このブログでも以前書いたことがあるが、慶應大学SFCの大岩研究室で1年半続いたコラボラティブ・マネジメント型情報教育がこのほど終わった。産業界から派遣された若いSEがプロジェクトマネジャーをつとめ、学生が情報システムを実際に構築する産学共同の情報教育プロジェクトである。ユーザーに使ってもらえる情報システムをつくることが目的だった。どんなものができるのか、当初不安はあったが、若いSEにはプロジェクト進行上の問題点が体感でき、学生には情報システムというモノつくりの喜びとそれに必要な勉強は何かを実感できたのではないかと考えている。そして結果的には案外使えるものができた。
その中のひとつが近所のマッサージ治療院の要請で開発した予約システム。客はPCでも携帯でも予約状況が確認でき、治療院は紙の予約表を追放、何度もかかってくる予約申し込み電話の応対が省けるようになり、感謝していた。噂を聞きつけた近所の美容院が「うちにもほしい」といっているそうだ。
この教育プロジェクトの評価委員を委嘱され、進行を見守ってきた。予約システムについても、既存の無料の予約システムをなぜ応用できないのか、サーバーや回線費用を入れると治療院の負担にならないか、などと注文をつけてきた。教育の一環だからコストを度外視してつくられているので、商用化できるかどうかはまだ分からない。しかし、学生の人件費をゼロとすれば、中小零細企業が使える情報システムを構築できる可能性はある。全国の大学が周辺の商店や零細企業の役に立つ情報システムをこの方式で開発すれば、日本のITの底上げになるのではないか。

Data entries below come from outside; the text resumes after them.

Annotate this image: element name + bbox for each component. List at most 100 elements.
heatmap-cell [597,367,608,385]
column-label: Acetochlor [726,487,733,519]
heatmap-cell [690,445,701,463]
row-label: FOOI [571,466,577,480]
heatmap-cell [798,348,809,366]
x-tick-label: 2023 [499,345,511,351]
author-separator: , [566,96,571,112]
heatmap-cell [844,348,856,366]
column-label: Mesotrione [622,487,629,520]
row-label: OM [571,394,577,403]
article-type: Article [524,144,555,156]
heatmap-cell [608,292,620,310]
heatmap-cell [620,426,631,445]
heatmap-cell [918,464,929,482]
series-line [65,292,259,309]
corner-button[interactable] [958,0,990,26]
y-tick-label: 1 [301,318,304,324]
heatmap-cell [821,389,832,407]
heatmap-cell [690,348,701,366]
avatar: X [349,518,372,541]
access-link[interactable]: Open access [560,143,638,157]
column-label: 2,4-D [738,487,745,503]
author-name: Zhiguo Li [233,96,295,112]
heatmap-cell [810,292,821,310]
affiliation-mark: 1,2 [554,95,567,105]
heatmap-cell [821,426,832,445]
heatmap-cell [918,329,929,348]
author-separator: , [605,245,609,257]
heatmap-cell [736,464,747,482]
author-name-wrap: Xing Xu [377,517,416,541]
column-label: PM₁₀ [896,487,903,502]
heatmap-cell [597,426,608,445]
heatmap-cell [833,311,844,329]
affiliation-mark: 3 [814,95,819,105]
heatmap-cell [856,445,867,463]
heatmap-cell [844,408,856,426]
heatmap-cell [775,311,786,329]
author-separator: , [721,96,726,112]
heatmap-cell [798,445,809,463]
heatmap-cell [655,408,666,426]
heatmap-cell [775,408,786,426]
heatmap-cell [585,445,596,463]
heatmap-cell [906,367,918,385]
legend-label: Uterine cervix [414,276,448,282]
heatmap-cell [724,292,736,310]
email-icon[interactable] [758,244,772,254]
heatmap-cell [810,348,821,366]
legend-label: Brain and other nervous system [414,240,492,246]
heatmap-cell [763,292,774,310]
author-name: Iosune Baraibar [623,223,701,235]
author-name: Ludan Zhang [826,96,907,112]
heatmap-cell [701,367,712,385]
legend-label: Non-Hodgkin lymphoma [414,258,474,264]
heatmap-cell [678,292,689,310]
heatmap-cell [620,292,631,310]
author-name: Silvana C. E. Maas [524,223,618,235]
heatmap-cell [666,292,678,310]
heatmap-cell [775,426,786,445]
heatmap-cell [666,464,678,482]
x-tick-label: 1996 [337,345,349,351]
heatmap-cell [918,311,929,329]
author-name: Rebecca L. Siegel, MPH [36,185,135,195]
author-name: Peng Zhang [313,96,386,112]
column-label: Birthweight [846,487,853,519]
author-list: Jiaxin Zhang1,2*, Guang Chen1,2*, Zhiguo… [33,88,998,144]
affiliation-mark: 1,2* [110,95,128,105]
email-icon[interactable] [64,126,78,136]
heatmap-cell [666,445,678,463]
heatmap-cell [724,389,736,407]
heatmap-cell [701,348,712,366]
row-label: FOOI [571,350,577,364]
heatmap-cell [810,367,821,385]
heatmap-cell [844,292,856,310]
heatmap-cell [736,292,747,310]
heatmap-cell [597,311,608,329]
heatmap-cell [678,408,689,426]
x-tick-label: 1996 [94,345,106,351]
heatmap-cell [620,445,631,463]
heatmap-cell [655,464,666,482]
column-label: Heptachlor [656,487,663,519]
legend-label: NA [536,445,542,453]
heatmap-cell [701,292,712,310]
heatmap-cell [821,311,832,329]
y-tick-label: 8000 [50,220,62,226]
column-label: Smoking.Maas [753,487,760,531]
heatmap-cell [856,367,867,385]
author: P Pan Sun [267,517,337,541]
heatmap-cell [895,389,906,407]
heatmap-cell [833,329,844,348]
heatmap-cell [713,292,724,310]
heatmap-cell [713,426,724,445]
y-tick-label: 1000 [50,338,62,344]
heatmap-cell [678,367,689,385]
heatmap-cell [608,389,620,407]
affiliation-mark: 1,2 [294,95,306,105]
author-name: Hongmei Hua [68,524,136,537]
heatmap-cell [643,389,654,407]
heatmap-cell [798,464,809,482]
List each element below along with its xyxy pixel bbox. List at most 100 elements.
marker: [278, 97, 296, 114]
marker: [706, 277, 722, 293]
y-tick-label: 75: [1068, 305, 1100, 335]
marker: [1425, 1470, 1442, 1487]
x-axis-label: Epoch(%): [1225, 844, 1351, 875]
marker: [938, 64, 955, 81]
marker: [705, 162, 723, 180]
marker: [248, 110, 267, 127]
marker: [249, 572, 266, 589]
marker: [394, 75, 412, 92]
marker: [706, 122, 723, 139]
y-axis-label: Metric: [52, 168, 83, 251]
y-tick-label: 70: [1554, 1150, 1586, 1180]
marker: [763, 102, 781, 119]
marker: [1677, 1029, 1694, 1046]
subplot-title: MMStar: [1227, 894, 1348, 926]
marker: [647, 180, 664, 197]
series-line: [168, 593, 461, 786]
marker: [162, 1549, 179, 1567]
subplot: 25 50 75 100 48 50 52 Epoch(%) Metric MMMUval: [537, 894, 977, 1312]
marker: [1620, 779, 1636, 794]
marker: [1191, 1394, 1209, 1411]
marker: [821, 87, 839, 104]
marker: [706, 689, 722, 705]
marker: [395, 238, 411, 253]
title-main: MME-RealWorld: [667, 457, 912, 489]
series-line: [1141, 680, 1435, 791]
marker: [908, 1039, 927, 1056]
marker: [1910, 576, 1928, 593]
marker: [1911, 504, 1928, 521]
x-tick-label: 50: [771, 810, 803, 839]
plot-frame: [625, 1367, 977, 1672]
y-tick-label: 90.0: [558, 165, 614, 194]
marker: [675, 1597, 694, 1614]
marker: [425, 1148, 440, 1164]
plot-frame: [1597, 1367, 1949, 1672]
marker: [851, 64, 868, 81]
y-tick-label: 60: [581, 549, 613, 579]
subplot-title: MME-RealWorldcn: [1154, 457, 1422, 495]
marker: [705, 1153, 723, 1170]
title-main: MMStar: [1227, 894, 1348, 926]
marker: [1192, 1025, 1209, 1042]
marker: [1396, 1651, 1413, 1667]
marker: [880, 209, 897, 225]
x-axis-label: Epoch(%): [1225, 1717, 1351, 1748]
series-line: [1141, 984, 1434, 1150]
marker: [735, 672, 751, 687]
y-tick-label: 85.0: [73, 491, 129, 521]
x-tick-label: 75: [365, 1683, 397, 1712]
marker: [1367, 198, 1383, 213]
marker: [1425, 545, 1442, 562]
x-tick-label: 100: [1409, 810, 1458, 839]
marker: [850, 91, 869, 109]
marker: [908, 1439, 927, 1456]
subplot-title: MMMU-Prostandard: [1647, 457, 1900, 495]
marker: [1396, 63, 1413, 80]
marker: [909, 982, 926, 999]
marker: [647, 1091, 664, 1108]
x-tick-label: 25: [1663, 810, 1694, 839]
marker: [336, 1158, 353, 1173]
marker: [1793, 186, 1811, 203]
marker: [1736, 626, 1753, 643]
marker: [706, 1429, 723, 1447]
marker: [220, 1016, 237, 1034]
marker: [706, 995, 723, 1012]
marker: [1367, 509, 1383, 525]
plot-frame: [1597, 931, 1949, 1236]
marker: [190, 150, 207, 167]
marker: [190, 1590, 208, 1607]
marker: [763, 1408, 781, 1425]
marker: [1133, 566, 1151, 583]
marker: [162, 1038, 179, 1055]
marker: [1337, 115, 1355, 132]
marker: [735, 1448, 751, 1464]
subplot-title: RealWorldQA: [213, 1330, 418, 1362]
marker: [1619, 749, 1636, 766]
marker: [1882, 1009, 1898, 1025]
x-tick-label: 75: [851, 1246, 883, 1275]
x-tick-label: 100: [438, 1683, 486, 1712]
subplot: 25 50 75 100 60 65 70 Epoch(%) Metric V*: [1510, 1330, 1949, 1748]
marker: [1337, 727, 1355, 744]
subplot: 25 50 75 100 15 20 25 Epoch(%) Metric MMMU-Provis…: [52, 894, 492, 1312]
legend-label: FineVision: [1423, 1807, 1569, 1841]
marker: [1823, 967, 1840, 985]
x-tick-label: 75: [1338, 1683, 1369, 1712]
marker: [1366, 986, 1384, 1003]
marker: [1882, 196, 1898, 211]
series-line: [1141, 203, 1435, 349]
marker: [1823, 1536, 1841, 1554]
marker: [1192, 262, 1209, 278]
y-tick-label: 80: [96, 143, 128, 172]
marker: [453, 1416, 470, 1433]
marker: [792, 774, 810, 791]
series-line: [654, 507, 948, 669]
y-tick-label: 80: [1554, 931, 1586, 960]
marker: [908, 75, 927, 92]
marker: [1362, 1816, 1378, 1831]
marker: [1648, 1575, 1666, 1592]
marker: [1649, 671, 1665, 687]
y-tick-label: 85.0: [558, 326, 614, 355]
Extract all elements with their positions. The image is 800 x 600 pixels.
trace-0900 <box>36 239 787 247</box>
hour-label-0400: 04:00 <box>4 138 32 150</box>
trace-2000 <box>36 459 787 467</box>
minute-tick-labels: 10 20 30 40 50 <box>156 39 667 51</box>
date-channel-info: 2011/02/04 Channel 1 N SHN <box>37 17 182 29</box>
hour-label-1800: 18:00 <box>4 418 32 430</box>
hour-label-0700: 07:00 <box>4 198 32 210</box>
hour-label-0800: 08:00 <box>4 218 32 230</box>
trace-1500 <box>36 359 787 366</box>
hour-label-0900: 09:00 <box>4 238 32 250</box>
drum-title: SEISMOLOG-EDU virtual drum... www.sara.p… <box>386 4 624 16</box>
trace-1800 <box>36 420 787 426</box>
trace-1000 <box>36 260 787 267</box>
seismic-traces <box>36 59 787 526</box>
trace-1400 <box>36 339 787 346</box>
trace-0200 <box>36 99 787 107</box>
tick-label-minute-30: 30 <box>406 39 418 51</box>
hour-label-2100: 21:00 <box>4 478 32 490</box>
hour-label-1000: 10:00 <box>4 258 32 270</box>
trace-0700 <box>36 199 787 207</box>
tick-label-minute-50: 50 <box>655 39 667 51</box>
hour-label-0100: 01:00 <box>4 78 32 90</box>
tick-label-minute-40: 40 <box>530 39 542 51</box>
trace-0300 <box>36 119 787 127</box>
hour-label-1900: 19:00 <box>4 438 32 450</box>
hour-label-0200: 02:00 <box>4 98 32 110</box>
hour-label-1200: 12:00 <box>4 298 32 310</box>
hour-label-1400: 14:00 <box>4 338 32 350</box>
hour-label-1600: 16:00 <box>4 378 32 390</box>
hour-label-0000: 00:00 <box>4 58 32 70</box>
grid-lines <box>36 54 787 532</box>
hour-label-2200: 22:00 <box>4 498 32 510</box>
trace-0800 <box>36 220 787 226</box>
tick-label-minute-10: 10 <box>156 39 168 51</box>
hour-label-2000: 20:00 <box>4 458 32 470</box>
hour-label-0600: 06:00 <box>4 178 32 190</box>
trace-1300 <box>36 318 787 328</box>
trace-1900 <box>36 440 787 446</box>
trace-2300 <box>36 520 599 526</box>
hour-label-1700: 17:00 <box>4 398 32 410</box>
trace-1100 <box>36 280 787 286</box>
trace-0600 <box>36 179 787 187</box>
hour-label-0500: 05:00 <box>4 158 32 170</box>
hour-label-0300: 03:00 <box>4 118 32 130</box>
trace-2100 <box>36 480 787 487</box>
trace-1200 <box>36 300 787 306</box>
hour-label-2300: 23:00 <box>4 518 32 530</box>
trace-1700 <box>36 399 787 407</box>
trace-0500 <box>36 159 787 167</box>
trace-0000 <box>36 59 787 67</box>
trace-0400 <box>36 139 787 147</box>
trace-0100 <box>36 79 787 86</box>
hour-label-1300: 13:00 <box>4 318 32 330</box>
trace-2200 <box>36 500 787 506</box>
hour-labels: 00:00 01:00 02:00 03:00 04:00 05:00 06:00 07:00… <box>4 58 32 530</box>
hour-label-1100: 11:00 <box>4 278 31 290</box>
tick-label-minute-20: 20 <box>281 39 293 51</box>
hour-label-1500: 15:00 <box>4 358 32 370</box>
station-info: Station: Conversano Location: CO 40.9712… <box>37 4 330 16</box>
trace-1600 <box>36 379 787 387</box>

このほか、中国語教師のための添削指導採点システムや音だけで遊ぶ映像のないゲームなども開発された。
情報弱者でも使えるシステムを各大学が開発、地域に提供すれば、広がる一方の情報格差を縮める効果が期待できる。学生は技術力を高め、若いSEはマネジメント力をつけ、地域は便利で使いやすい情報システムが手に入る。三方一両得のプロジェクトだが、政府の補助金は今年度でうち切られ、プロジェクトが継続する予定はない。